The transfer to corporations of a large portion of $2 billion-plus per year in federal education funds seems likely to further weaken troubled public schools at the same time as it underwrites the development of private and parochial educational services. Perform or perish? Maybe this approach by ED could be justified as some Darwinian, “survival of the fittest” strategy, except for one thing.
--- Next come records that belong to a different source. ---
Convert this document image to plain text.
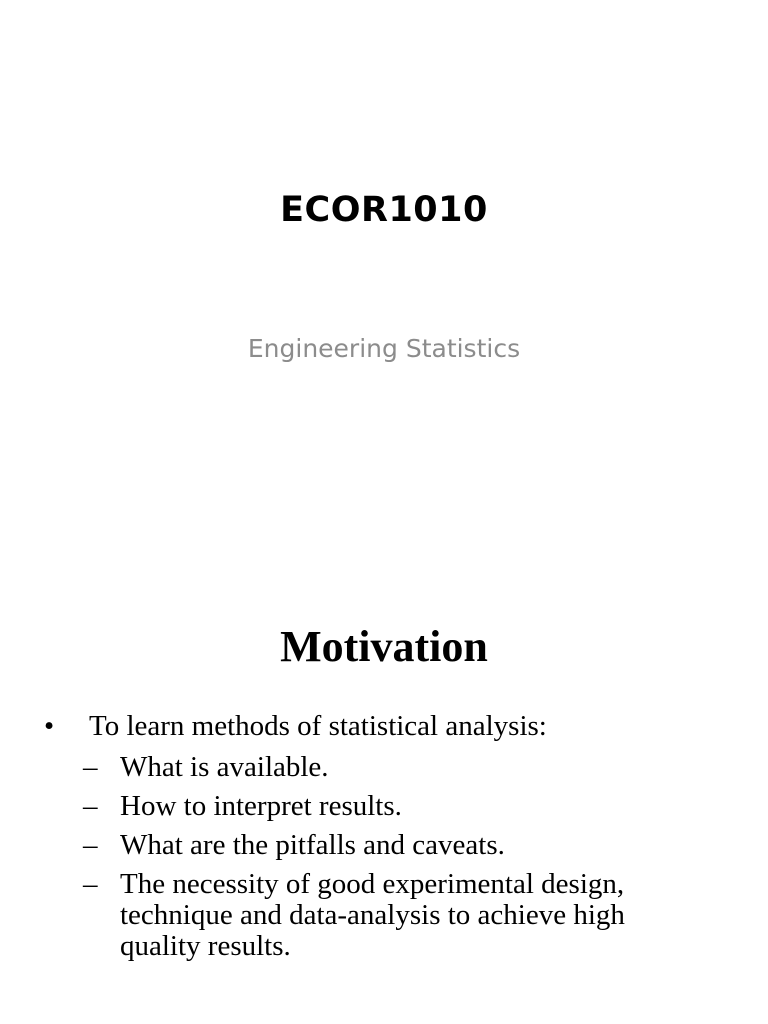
ECOR1010
Engineering Statistics
Motivation
• To learn methods of statistical analysis:
– What is available.
– How to interpret results.
– What are the pitfalls and caveats.
– The necessity of good experimental design, technique and data-analysis to achieve high quality results.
The new beneficiaries of this government largesse face none of the stringent accountability imposed by NCLB on public schools. The Bush administration leaves monitoring the effectiveness of SES providers to the states. States in turn “are encouraged,” but not required, to create comprehensive methods of evaluating those entities receiving the money redirected from public schools. So far, I’m unaware of the establishment of a stringent SES monitoring system in any state.
The Bush SES strategy seems to go something like this: (a) create a federally mandated system of accountability for the public schools, (b) provide less than the funding necessary to implement the program, (c) encourage corporate alternatives to public education, (d) transfer federal funding out of public schools to those private entities, (e) tell the states to shoulder the burden of monitoring the performance of the SES programs.
The ultimate outcome seems predictable. Education delivered by corporations will be strengthened; education in public schools will be weakened.
If you find your kindly HMO a superior alternative to the family doctor and local hospital, the push for privatization in education should give you reason to cheer. Just don’t expect your friendly SES to sign off on your prescription for learning.